It is important to note that while increased glucose concentration has been reported to increase RLS in the budding yeast, this high-glucose-induced lifespan extension appears to be due to increased osmotic stress (Kaeberlein et al. 2002). In contrast to RLS , high osmotic stress shortened CLS in S. cerevisiae (Murakami et al. 2008). Thus, the extension of S. pombe CLS by high glucose in EMM appears to be an unusual phenomenon that does not reflect conserved mechanisms in the biology of aging, arguing against the use of EMM medium in S. pombe aging assays.
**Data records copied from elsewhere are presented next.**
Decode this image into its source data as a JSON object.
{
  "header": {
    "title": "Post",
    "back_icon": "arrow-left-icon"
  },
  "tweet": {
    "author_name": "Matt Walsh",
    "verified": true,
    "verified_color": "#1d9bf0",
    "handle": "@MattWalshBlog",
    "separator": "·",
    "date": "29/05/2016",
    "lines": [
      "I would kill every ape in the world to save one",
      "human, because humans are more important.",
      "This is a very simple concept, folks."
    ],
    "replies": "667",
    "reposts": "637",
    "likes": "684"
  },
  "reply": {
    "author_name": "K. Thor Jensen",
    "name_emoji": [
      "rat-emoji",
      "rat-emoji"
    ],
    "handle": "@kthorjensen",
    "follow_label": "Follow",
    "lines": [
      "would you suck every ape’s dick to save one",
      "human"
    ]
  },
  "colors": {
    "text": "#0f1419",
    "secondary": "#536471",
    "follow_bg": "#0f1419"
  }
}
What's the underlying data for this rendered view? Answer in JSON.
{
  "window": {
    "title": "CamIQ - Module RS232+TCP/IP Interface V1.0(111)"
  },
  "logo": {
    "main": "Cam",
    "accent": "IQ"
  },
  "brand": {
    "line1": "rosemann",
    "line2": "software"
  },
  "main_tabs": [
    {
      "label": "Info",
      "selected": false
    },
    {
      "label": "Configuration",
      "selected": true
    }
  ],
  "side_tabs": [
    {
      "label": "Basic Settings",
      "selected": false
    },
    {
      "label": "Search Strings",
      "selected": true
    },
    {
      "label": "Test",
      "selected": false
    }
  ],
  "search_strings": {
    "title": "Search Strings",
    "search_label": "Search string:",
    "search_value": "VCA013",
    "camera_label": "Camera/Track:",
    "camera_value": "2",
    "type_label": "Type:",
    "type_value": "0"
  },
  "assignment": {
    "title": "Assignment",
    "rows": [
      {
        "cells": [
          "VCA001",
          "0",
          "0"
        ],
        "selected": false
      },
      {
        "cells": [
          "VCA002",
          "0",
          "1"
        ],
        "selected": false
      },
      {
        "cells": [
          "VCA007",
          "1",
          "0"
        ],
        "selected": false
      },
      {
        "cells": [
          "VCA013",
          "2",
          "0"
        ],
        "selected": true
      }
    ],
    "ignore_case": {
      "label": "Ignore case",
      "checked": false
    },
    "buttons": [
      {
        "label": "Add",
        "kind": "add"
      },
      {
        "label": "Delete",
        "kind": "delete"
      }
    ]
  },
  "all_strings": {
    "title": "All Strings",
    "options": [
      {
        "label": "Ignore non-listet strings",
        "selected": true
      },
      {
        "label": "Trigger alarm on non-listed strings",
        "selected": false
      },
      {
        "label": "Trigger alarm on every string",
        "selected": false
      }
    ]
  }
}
Synthetic Dextrose or SD medium proved to recapitulate the evolutionarily conserved features of lifespan shortening by overnutrition (high glucose levels) and lifespan extension by caloric restriction (low glucose levels). The standard 3% glucose medium did not artificially extend or shorten CLS by caloric restriction or overnutrition. The overnutrition condition (5% glucose) had a median lifespan only 40% of the 3% normal condition and a lower glucose concentrations of 0.3 and 0.1% showed the same long lifespans that were more than twice as long as the standard condition (Fig. 13.6a) (Chen and Runge 2009). Remarkably, the phenomenon of reaching a maximum lifespan as calories are further decreased is the same in rodents (Weindruch et al. 1986), so S. pombe grown in different SD media recapitulate the lifespan control seen in mammals. The longest-lived S. pombe from calorically restricted medium also showed increased resistance to heat and oxidative stress (Chen and Runge 2009), showing that the long-lived yeast showed the increased stress resistance seen in other long-lived organisms. Thus, the CLS in SD media was validated by evolutionary conservation of the response to overnutrition, caloric restriction and stress resistance of long-lived cells.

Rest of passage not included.